USCIS' Office of Information Technology wants to try AgileCraft's scaled agile management platform to help administer a widening variety of portfolio-level planning, tracking and reporting operations.

WHAT: Justification for a limited-sources solicitation by the Department of Homeland Security's U.S. Citizenship and Immigration Services for a pilot of AgileCraft's life cycle management tool.

WHY: USCIS' Office of Information Technology wants to try AgileCraft's scaled agile management platform to help administer a widening variety of portfolio-level planning, tracking and reporting operations.

USCIS said its portfolio managers, executives and other decision-makers now rely on manual and ad hoc reports from their teams, which use a variety of application life cycle management (ALM) tools, including LeanKit, Rally and VersionOne.

According to the solicitation, the office does not have a centralized, easy-to-access way to visualize work in progress and manipulate future work at the enterprise, portfolio and program levels.

Large organizations and companies are increasingly choosing life cycle management tools to help them develop and deploy complex systems, including IT solutions. ALM software gathers many tools into a single overarching suite of software that makes managing those processes easier for a large organization.

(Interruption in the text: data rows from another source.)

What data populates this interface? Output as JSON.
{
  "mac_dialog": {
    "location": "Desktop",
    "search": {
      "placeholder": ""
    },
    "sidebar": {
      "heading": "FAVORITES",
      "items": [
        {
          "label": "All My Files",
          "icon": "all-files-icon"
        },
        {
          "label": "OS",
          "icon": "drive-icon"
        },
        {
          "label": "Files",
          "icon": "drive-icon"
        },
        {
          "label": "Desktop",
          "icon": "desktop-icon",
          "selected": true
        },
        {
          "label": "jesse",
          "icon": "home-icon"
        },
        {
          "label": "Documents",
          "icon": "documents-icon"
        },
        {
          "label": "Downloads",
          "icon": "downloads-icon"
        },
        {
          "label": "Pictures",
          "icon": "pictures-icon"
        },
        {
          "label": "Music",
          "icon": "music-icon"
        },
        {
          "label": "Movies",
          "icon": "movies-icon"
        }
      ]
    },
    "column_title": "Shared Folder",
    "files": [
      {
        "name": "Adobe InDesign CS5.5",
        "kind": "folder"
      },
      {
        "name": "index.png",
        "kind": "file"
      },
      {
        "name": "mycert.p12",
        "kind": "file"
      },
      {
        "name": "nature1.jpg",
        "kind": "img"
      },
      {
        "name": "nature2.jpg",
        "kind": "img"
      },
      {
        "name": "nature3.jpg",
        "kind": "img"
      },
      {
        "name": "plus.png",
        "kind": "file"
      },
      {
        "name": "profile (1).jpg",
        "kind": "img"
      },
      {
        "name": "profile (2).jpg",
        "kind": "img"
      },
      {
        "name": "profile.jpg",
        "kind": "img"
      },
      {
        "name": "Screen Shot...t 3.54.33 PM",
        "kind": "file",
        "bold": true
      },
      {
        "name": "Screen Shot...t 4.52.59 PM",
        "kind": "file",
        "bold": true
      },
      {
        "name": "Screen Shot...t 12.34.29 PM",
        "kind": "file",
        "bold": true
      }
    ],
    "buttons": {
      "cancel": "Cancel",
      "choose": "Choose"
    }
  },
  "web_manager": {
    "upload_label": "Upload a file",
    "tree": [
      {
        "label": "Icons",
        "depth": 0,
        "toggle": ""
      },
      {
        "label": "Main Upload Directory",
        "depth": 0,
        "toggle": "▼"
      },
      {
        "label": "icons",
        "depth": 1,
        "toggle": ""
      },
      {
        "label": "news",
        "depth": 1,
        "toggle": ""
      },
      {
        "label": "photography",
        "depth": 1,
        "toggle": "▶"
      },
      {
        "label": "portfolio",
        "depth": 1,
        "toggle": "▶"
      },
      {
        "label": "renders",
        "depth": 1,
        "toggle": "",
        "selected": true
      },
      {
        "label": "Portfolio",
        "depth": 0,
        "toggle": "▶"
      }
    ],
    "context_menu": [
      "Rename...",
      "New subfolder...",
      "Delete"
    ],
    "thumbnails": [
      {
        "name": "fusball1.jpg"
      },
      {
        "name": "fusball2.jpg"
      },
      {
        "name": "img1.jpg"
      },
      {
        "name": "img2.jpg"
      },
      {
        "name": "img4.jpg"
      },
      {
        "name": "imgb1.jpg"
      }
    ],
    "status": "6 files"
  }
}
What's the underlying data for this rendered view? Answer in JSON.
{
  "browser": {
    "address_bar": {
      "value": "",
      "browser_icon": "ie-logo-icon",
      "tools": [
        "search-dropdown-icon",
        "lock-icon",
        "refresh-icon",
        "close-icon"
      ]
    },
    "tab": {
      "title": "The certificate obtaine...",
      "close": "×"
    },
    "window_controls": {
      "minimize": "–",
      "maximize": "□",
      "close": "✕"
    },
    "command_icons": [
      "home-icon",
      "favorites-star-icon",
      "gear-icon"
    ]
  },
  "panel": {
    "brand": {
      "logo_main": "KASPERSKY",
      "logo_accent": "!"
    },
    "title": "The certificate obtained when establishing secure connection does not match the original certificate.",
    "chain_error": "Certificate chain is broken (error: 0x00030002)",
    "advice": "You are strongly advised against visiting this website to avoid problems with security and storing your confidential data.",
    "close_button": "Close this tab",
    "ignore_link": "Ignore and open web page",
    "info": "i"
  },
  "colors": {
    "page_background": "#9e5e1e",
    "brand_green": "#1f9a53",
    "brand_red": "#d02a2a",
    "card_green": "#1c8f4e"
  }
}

AgileCraft's open platform combines planning, analysis, forecasting and visualization with multilevel collaboration and management capabilities, according to the company's website. The platform complements and extends existing agile tools, methods and processes and can be deployed via the cloud or on premise.

In its solicitation, USCIS said its market research and analysis showed that AgileCraft was the most suitable solution because it supports all five ALM tools at the agency and uses methods such as Scrum, Kanban and hybrid agile development frameworks. It also supports Open API for future third-party integrations.